The lot behind our house is Parking Lot B; spaces 1‑15 are in Parking Lot A. I probably should have explained this to him, but instead I just said, “There’s no number 1 in our parking lot. This lot begins with number 16. Isn’t that an odd number with which to begin a parking lot?”
He responded, “No, daddy.
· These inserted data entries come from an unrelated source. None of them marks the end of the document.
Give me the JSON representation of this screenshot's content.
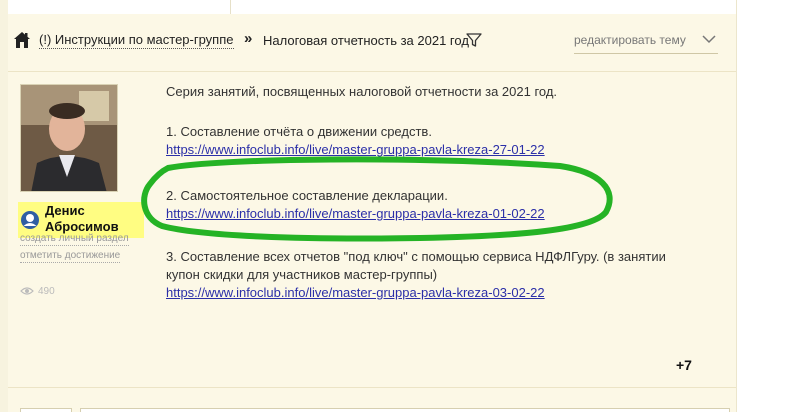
{
  "breadcrumb": {
    "parent_label": "(!) Инструкции по мастер-группе",
    "separator": "»",
    "current_label": "Налоговая отчетность за 2021 год"
  },
  "edit_topic": {
    "label": "редактировать тему"
  },
  "author": {
    "name_line1": "Денис",
    "name_line2": "Абросимов",
    "create_section_link": "создать личный раздел",
    "mark_achievement_link": "отметить достижение",
    "views_count": "490"
  },
  "post": {
    "intro": "Серия занятий, посвященных налоговой отчетности за 2021 год.",
    "items": [
      {
        "text": "1. Составление отчёта о движении средств.",
        "link": "https://www.infoclub.info/live/master-gruppa-pavla-kreza-27-01-22"
      },
      {
        "text": "2. Самостоятельное составление декларации.",
        "link": "https://www.infoclub.info/live/master-gruppa-pavla-kreza-01-02-22"
      },
      {
        "text": "3. Составление всех отчетов \"под ключ\" с помощью сервиса НДФЛГуру. (в занятии",
        "text_cont": "купон скидки для участников мастер-группы)",
        "link": "https://www.infoclub.info/live/master-gruppa-pavla-kreza-03-02-22"
      }
    ]
  },
  "reactions": {
    "plus_count": "+7"
  },
  "colors": {
    "panel_bg": "#fcf8e6",
    "name_highlight": "#fffd82",
    "link": "#2b2fa8",
    "annotation_green": "#25b325"
  },
  "icons": {
    "home": "home-icon",
    "filter": "filter-icon",
    "chevron": "chevron-down-icon",
    "user": "user-icon",
    "eye": "eye-icon",
    "close": "close-icon"
  }
}
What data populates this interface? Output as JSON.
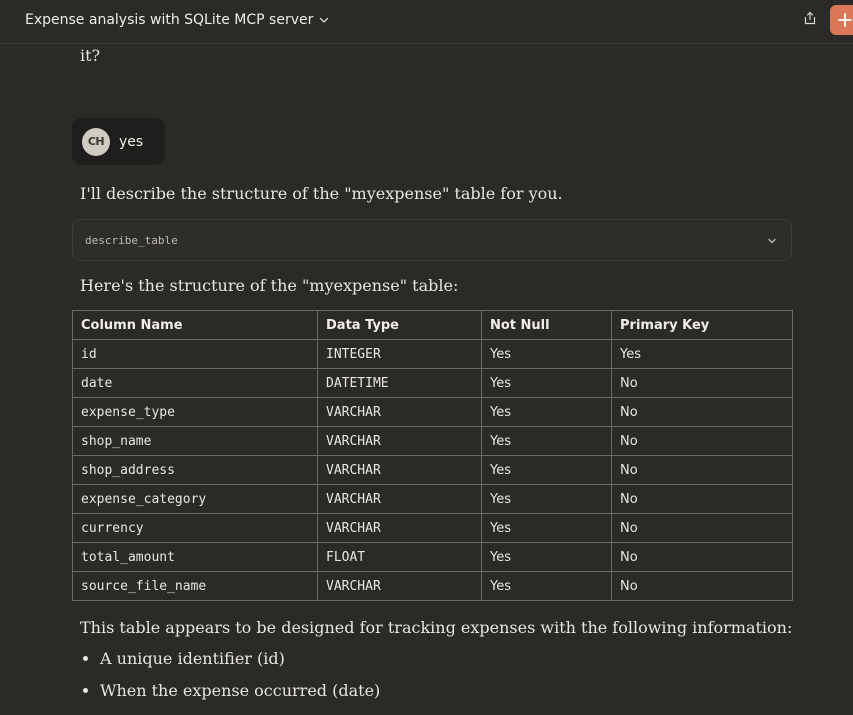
{
  "header": {
    "title": "Expense analysis with SQLite MCP server",
    "accent_color": "#d97757"
  },
  "conversation": {
    "previous_tail": "it?",
    "user_message": {
      "initials": "CH",
      "text": "yes"
    },
    "assistant": {
      "intro": "I'll describe the structure of the \"myexpense\" table for you.",
      "tool_call": "describe_table",
      "structure_heading": "Here's the structure of the \"myexpense\" table:",
      "table": {
        "headers": [
          "Column Name",
          "Data Type",
          "Not Null",
          "Primary Key"
        ],
        "rows": [
          [
            "id",
            "INTEGER",
            "Yes",
            "Yes"
          ],
          [
            "date",
            "DATETIME",
            "Yes",
            "No"
          ],
          [
            "expense_type",
            "VARCHAR",
            "Yes",
            "No"
          ],
          [
            "shop_name",
            "VARCHAR",
            "Yes",
            "No"
          ],
          [
            "shop_address",
            "VARCHAR",
            "Yes",
            "No"
          ],
          [
            "expense_category",
            "VARCHAR",
            "Yes",
            "No"
          ],
          [
            "currency",
            "VARCHAR",
            "Yes",
            "No"
          ],
          [
            "total_amount",
            "FLOAT",
            "Yes",
            "No"
          ],
          [
            "source_file_name",
            "VARCHAR",
            "Yes",
            "No"
          ]
        ]
      },
      "summary": "This table appears to be designed for tracking expenses with the following information:",
      "bullets": [
        "A unique identifier (id)",
        "When the expense occurred (date)"
      ]
    }
  }
}
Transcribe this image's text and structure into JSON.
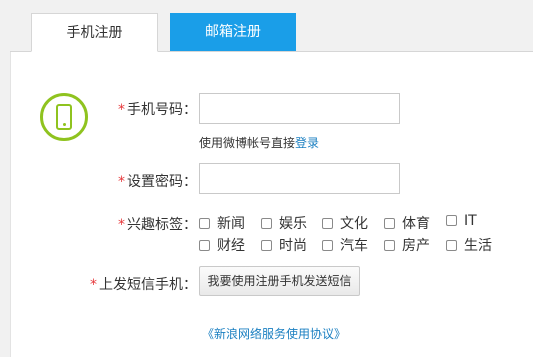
{
  "tabs": {
    "phone": "手机注册",
    "email": "邮箱注册"
  },
  "form": {
    "required_mark": "*",
    "phone_label": "手机号码：",
    "phone_hint_prefix": "使用微博帐号直接",
    "phone_hint_link": "登录",
    "password_label": "设置密码：",
    "tags_label": "兴趣标签：",
    "tags": [
      "新闻",
      "娱乐",
      "文化",
      "体育",
      "IT",
      "财经",
      "时尚",
      "汽车",
      "房产",
      "生活"
    ],
    "sms_label": "上发短信手机：",
    "sms_button": "我要使用注册手机发送短信",
    "protocol_link": "《新浪网络服务使用协议》"
  },
  "colors": {
    "active_tab_bg": "#1a9ee8",
    "icon_green": "#8fc31f",
    "required_red": "#e6383b",
    "link_blue": "#1a7fc1"
  },
  "icons": {
    "phone": "smartphone-icon"
  }
}
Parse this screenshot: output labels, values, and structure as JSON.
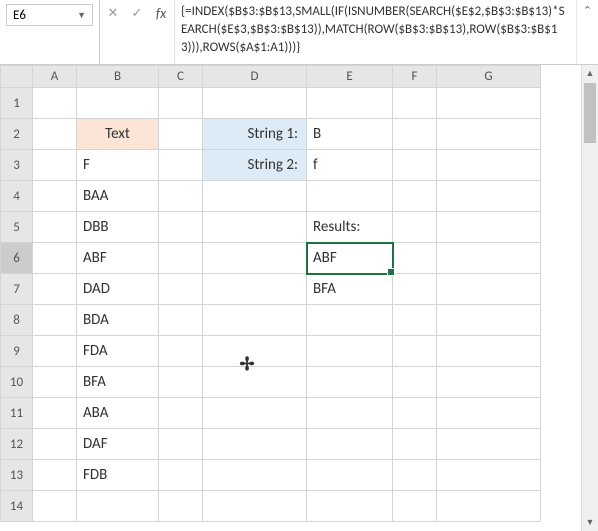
{
  "nameBox": {
    "value": "E6"
  },
  "formulaBar": {
    "cancel": "✕",
    "confirm": "✓",
    "fx": "fx",
    "text": "{=INDEX($B$3:$B$13,SMALL(IF(ISNUMBER(SEARCH($E$2,$B$3:$B$13)*SEARCH($E$3,$B$3:$B$13)),MATCH(ROW($B$3:$B$13),ROW($B$3:$B$13))),ROWS($A$1:A1)))}"
  },
  "columns": [
    "A",
    "B",
    "C",
    "D",
    "E",
    "F",
    "G"
  ],
  "rows": [
    "1",
    "2",
    "3",
    "4",
    "5",
    "6",
    "7",
    "8",
    "9",
    "10",
    "11",
    "12",
    "13",
    "14"
  ],
  "activeRow": "6",
  "headers": {
    "text": "Text",
    "string1": "String 1:",
    "string2": "String 2:",
    "results": "Results:"
  },
  "inputs": {
    "string1": "B",
    "string2": "f"
  },
  "textList": [
    "F",
    "BAA",
    "DBB",
    "ABF",
    "DAD",
    "BDA",
    "FDA",
    "BFA",
    "ABA",
    "DAF",
    "FDB"
  ],
  "results": [
    "ABF",
    "BFA"
  ],
  "cursorGlyph": "✢",
  "chart_data": {
    "type": "table",
    "title": "",
    "columns": [
      "Text"
    ],
    "rows": [
      [
        "F"
      ],
      [
        "BAA"
      ],
      [
        "DBB"
      ],
      [
        "ABF"
      ],
      [
        "DAD"
      ],
      [
        "BDA"
      ],
      [
        "FDA"
      ],
      [
        "BFA"
      ],
      [
        "ABA"
      ],
      [
        "DAF"
      ],
      [
        "FDB"
      ]
    ],
    "lookup": {
      "String 1": "B",
      "String 2": "f"
    },
    "results": [
      "ABF",
      "BFA"
    ]
  }
}
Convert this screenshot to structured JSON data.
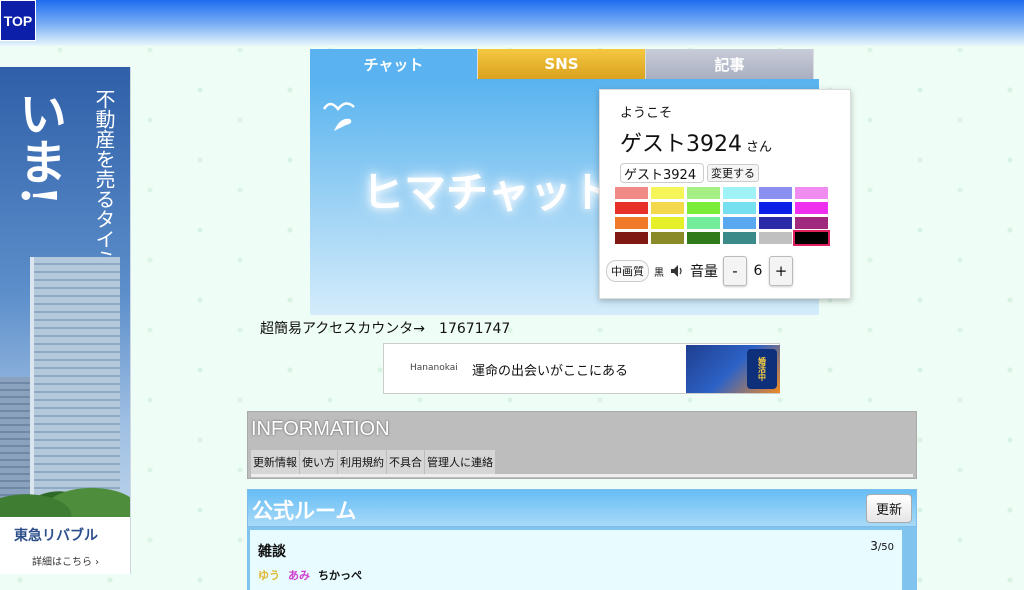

Sixteen is an even number, actually.”
I suppose that’s what I deserve for teaching my kids about parity before their fourth birthday.
This incident reminded me of the following joke, which appears in a slightly different form in Math Jokes 4 Mathy Folks:
A teacher asks her class, “How can you divide 25 sugar cubes among 3 cups of coffee so there is an odd number of cubes in each cup?”
Bekkah responds, “Put one in the first cup, and put 12 in each of the other cups.”
“But 12 isn’t an odd number,” the teacher replies.
“Sure it is,” Bekkah replies. “Twelve is a very odd number of sugar cubes to put in a cup of coffee!”
This joke is typically told so that the teacher asks students to divide 14 sugar cubes into 3 cups of coffee, and the student says to divide them as 1, 1, and 12. I never liked that version, though, because the problem as posed by the teacher is unsolvable — that is, there is no way to divide 14 sugar cubes such that there is an odd number in each cup. Yes, I know it’s only a joke… but I like to think that a teacher would only ask a question that had a solution.